Bob Hogue

Current position
- Title: Retired Commissioner
- Conference: PacWest

Biographical details
- Born: September 7, 1953 (age 72) Whittier, California, U.S.

Playing career

Baseball
- ?: USC

Coaching career (HC unless noted)

Basketball
- 2004–2006: Academy of the Pacific (HI)

Administrative career (AD unless noted)
- 2007-2023: PacWest (commissioner)

= Bob Hogue =

American politician

Robert Charles Hogue (born September 7, 1953) is an American athletic conference commissioner, author and columnist, sportscaster, and a former Republican member of the Hawaii State Senate representing the 24th district (Kailua-Kaneohe) for six years (2000–2006). He was the Republican nominee for U.S. Congress in Hawaii's 2nd congressional district, to replace Ed Case, but lost in the 2006 general election to former Lieutenant Governor Mazie Hirono. Hogue recently retired as the commissioner of the Pacific West Conference, a position he held from 2007 to 2023. He was the longest serving commissioner in conference history.

==Early life==
Hogue was born on September 7, 1953, in Whittier, California. He graduated from the University of Southern California in 1975 where he played baseball and earned a degree in business with an emphasis in accounting. He earned his CPA certificate working for Price Waterhouse & Co. in southern California from 1975 to 1977.

==Broadcasting career==
Hogue was the lead sportscaster with three #1-rated news stations: KWWL-TV in Waterloo, Iowa, and the Iowa Television Network (1979–1984), KCRA-TV in Sacramento, California (1984–1988), and KHON-TV in Honolulu, Hawaii (1988–1999). Previously, he worked at KTIV in Sioux City, Iowa, KFBB-TV in Great Falls, Montana, and radio stations in Honolulu, HI, Sacramento, CA, and Prescott, AZ. He was the play-by-play announcer for University of Iowa basketball on television in the 1980s and University of Hawaii football and basketball on radio in the 1990s, and then Hawaii Pacific University basketball on radio and television in the 2000s.

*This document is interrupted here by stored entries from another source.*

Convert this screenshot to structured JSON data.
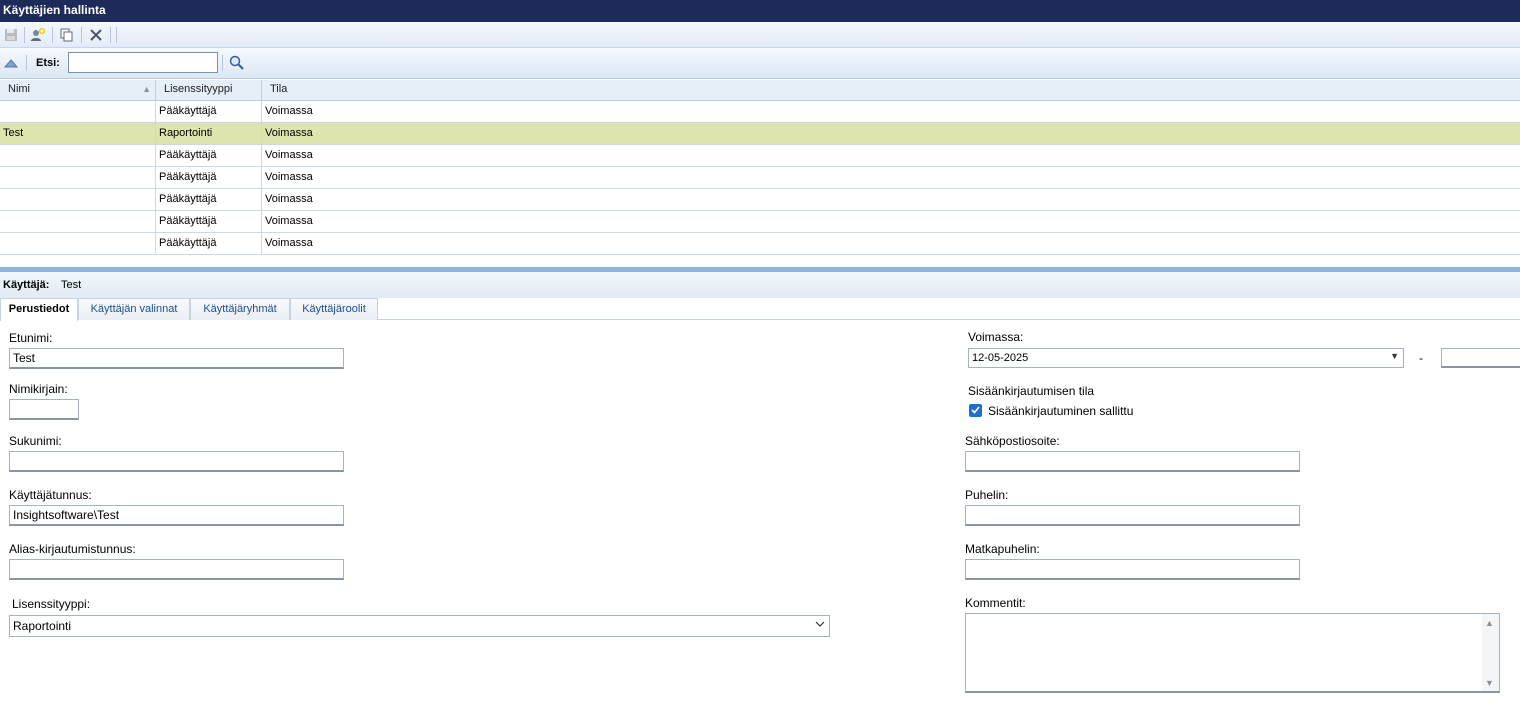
{
  "window": {
    "title": "Käyttäjien hallinta"
  },
  "toolbar": {
    "buttons": [
      "save-icon",
      "add-user-icon",
      "copy-icon",
      "delete-icon"
    ]
  },
  "search": {
    "label": "Etsi:",
    "value": "",
    "placeholder": ""
  },
  "grid": {
    "columns": [
      "Nimi",
      "Lisenssityyppi",
      "Tila"
    ],
    "rows": [
      {
        "name": "",
        "license": "Pääkäyttäjä",
        "status": "Voimassa",
        "selected": false
      },
      {
        "name": "Test",
        "license": "Raportointi",
        "status": "Voimassa",
        "selected": true
      },
      {
        "name": "",
        "license": "Pääkäyttäjä",
        "status": "Voimassa",
        "selected": false
      },
      {
        "name": "",
        "license": "Pääkäyttäjä",
        "status": "Voimassa",
        "selected": false
      },
      {
        "name": "",
        "license": "Pääkäyttäjä",
        "status": "Voimassa",
        "selected": false
      },
      {
        "name": "",
        "license": "Pääkäyttäjä",
        "status": "Voimassa",
        "selected": false
      },
      {
        "name": "",
        "license": "Pääkäyttäjä",
        "status": "Voimassa",
        "selected": false
      }
    ],
    "selected_color": "#dfe3ae"
  },
  "userbar": {
    "label": "Käyttäjä:",
    "value": "Test"
  },
  "tabs": [
    "Perustiedot",
    "Käyttäjän valinnat",
    "Käyttäjäryhmät",
    "Käyttäjäroolit"
  ],
  "form": {
    "first_name": {
      "label": "Etunimi:",
      "value": "Test"
    },
    "initials": {
      "label": "Nimikirjain:",
      "value": ""
    },
    "last_name": {
      "label": "Sukunimi:",
      "value": ""
    },
    "username": {
      "label": "Käyttäjätunnus:",
      "value": "Insightsoftware\\Test"
    },
    "alias": {
      "label": "Alias-kirjautumistunnus:",
      "value": ""
    },
    "license": {
      "label": "Lisenssityyppi:",
      "value": "Raportointi"
    },
    "valid": {
      "label": "Voimassa:",
      "from": "12-05-2025",
      "separator": "-",
      "to": ""
    },
    "login_state": {
      "label": "Sisäänkirjautumisen tila",
      "checkbox_label": "Sisäänkirjautuminen sallittu",
      "checked": true
    },
    "email": {
      "label": "Sähköpostiosoite:",
      "value": ""
    },
    "phone": {
      "label": "Puhelin:",
      "value": ""
    },
    "mobile": {
      "label": "Matkapuhelin:",
      "value": ""
    },
    "comments": {
      "label": "Kommentit:",
      "value": ""
    }
  },
  "colors": {
    "title_bar": "#1e2a5a",
    "checkbox": "#1f6fd1",
    "tab_text": "#1c4f8f"
  }
}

==Coaching and athletic administration career==
Hogue was the head boys' basketball coach at Academy of the Pacific in Honolulu from 2004 to 2006 after earlier serving as head girls' basketball coach at St. Anthony's and Trinity Christian in Kailua. In 2007, he was named the commissioner of the Pacific West Conference, which is now the largest NCAA Division II conference in the west. In 2013, he was named to the DII Management Council and DII Membership Committee, serving a full four-year term on each committee until 2017. After chairing the Sports Administration committee for the DII Conference Commissioners Association, Hogue served on the DII National Committee for Men's and Women's Tennis from 2017-2019, and then the DII Nominating Committee from 2019-2023.

==Television hosting and writing==
Hogue formerly served with Wayne Coito as host of PacWest Magazine television on OC-16 and www.thepacwest.com. From 1988-2018, Hogue wrote a weekly sports and recreation column, called "Keeping Score", for MidWeek magazine. He is a frequent contributor to other magazine publications. His first novel, Sands of Lanikai, published by Island Heritage, was released in late 2009. It is a historical fiction, mystery, and romance set in Kailua, Oahu around the time of the Attack on Pearl Harbor. Sands of Lanikai was #1 on The Honolulu Advertiser bestseller list on November 29, 2009, and remained on the Advertiser bestseller list for the next several months. The novel was later nominated for a Po'okela Award for excellence in literature. Hogue's second novel, Loves of Sedona, published by Framing Tree Publications, was released in February 2026. The historical fiction novel tells the history of beautiful Sedona, Arizona through the eyes of a family from the late 1800s to the present day.